Dr Mark, an Associate Professor of Meteorology in University of Puerto Rico, US, has been to Arba Minch University to talk on ‘Ethiopian Rift Valley hydrological fluctuations and climate.’ Apart from his well-researched presentation, he has vividly exemplified the ongoing hydrological and meteorological changes occurring in this region and their geological and sociological impact as well.

The seminar was organized by the College of Natural Science. The talks began with Dean Dr Alemayehu Hailemichael introducing Dr Mark to the audience. The seminar was attended by some of the faculty members and students from different departments. Head of the Department of Meteorology and Hydrology, Mr Assefa Derbew, proposed the vote of thanks.

Dr Mark in his presentation spoke on fluctuations of Abaya-Chamo basin flows and levels. He touched upon the comparative study of local station and international gridded datasets, and evaluation of the influence of global fields on rainfall, run-off and flows. He also informed about the meteorological drivers of flood, drought and evaluated seasonal and long-term model predictions.

On hydrological aspect pertaining to both Abaya and Chamo lakes he said, ‘‘The Lake levels are fluctuating and fluctuation is due to the climate variability in the last 30 years. And I have been interested to know as to how the lake reflects the climate variability in last three decades in terms of cycle of floods and drought and what causes it. We heard, Lake Abaya is expanding, it has grown vertically by about one meter over the last 30 years, and Chamo has shrunken a little bit.

Elaborating further Dr Mark said, ‘‘The expansion may be due to geological uplift by the plate Tectonic and Lake Chamo isn’t affected by that and there is some evidence that the climate has recovered from the drought of 1980 and things are getting better.’’

On the changes impacting agricultural aspect of the region, he said, ‘‘Well, Lake is like a big rain gauge, so when it’s high that means over surrounding areas are getting adequate rains and farming would be good. If the lake level drops due to the past history of drought over last years that would adversely affect the agricultural production and people would suffer.’’

On usage of satellite simulation data, he added, ‘‘In this area, Rift Valley is very near, you can actually look across from one side to other. So it’s necessary to have models and satellite estimate that are better than 50 kilometers of higher resolution, which is about 25 degree latitude and longitude. If you have models and satellite data that have lower resolution that won’t give you appropriate results.

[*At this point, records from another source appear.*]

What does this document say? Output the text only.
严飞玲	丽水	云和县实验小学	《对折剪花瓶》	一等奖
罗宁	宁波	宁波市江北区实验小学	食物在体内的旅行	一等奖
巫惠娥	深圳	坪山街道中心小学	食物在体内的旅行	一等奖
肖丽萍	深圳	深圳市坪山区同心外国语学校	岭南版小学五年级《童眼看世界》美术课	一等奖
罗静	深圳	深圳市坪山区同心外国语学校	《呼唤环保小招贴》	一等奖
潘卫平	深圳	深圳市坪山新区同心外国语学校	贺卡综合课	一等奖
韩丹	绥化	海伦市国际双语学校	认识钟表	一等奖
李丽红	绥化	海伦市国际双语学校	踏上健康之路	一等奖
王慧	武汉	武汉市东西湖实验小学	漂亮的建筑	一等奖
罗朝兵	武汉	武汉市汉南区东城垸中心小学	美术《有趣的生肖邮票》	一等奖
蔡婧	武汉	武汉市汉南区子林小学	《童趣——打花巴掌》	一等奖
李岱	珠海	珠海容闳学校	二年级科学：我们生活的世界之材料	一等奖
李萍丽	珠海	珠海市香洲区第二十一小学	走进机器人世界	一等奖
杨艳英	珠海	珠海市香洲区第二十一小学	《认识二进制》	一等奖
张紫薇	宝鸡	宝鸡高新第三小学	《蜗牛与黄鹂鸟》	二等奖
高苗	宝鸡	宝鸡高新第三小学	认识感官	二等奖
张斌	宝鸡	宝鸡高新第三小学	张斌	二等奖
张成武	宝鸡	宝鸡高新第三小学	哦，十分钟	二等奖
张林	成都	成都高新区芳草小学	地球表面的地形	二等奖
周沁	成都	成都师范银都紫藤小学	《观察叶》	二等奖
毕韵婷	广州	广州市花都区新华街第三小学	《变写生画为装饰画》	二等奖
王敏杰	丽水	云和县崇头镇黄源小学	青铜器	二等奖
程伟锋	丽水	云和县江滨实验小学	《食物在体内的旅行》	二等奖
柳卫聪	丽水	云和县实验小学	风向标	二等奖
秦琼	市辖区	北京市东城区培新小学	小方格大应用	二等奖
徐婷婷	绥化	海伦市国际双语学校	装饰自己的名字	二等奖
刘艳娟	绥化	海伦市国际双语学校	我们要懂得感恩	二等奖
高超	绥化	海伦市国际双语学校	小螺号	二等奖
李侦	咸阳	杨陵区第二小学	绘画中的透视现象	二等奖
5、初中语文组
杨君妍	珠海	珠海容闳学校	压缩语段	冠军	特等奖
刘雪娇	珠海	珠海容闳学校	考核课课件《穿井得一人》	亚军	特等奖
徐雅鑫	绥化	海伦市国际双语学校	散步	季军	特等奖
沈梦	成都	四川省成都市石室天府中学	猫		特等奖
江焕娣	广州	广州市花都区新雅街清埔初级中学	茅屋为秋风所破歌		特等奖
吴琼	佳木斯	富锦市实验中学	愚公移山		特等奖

On hydrological and meteorological changes in these areas, ‘‘The changes occurring in the last 30 years appear to be recovery from drought and increase in lake level and outflow towards the south.

As far as impact is concerned, if rainfall becomes heavier means heavier runoff that takes more sediment with it causing soil erosion. Although, land use could be playing the role and increased overgrazing might be causing more runoff. Inevitably, evidences we have like lake flow and increased river discharge, so soil conservation is the important aspect to be looked into by the local community, Dr Mark averred.